Tout juste peut-on regretter une certaine lenteur qui parfois donne envie de mettre sur avance rapide. Mais ne le faîtes pas ! La magie n'opérerait sans doute pas. Je crois que nous avons besoin de cette lenteur pour mesurer l'intensité des dernières scènes. Qui ramènent aux toutes premières. Brillant.
Un deuxième petit bémol : la trop grande froideur des personnages. Les "infâmes", on peut comprendre, c'est même terrible (ah le cynisme de la belle-mère)... mais du côté de la gouvernante (superbe et drôle quand les patrons ne sont pas là et qu'elle se lâche...) et Euni, j'aurais aimé davantage d'émotion. La passivité de Euni est parfois agaçante, ses motivations pas vraiment claires.
Mais il n'empêche que c'est un très beau film. J'ai aimé aussi, même si c'est un peu cliché, la réflexion qui se dégage sur le statut de la femme : chez les riches ou chez les pauvres, de toutes façons, elle doit fermer sa g... Effroyable. Et pas tellement loin de la vérité.

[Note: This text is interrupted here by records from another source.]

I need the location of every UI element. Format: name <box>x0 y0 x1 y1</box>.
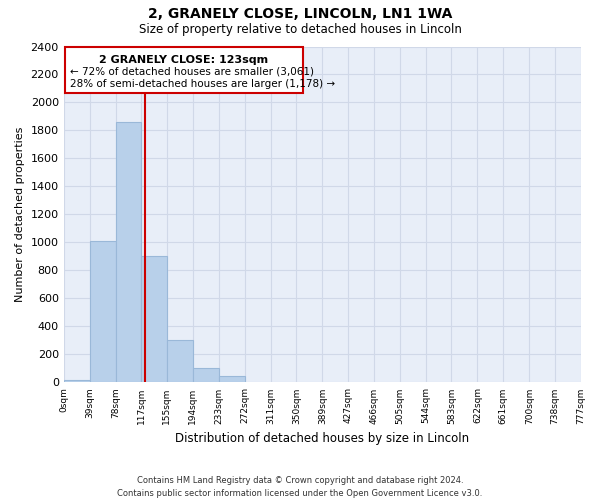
Text: 2, GRANELY CLOSE, LINCOLN, LN1 1WA: 2, GRANELY CLOSE, LINCOLN, LN1 1WA <box>148 8 452 22</box>
Bar <box>89 241 116 382</box>
Bar <box>193 368 218 382</box>
Bar <box>218 376 245 382</box>
FancyBboxPatch shape <box>65 47 303 94</box>
Text: ← 72% of detached houses are smaller (3,061): ← 72% of detached houses are smaller (3,… <box>70 67 314 77</box>
Text: 2 GRANELY CLOSE: 123sqm: 2 GRANELY CLOSE: 123sqm <box>100 55 269 65</box>
Y-axis label: Number of detached properties: Number of detached properties <box>15 127 25 302</box>
Bar <box>64 380 89 382</box>
Text: Size of property relative to detached houses in Lincoln: Size of property relative to detached ho… <box>139 22 461 36</box>
X-axis label: Distribution of detached houses by size in Lincoln: Distribution of detached houses by size … <box>175 432 469 445</box>
Text: 28% of semi-detached houses are larger (1,178) →: 28% of semi-detached houses are larger (… <box>70 80 335 90</box>
Bar <box>142 256 167 382</box>
Bar <box>167 340 193 382</box>
Text: Contains HM Land Registry data © Crown copyright and database right 2024.
Contai: Contains HM Land Registry data © Crown c… <box>118 476 482 498</box>
Bar <box>116 122 142 382</box>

Les critiques sont partagées. Certains se réfèrent à l'original, et - évidemment - trouvent que c'était mieux avant... D'autres détestent le point de vue esthétique, outré, au détriment de la psychologie des personnages qui du coup deviennent un peu caricaturaux (pas faux...). Et enfin, une bonne partie, comme moi, trouve ça juste vachement bien ! Ca m'amuse un peu de lire ici et là "thriller érotique"... il doit y avoir en tout et pour tout que trois scènes de sexe, dans la suggestion plus que dans l'exhibition. Ce n'est pas du tout un film érotique ! L'affiche est très trompeuse... choix idiot.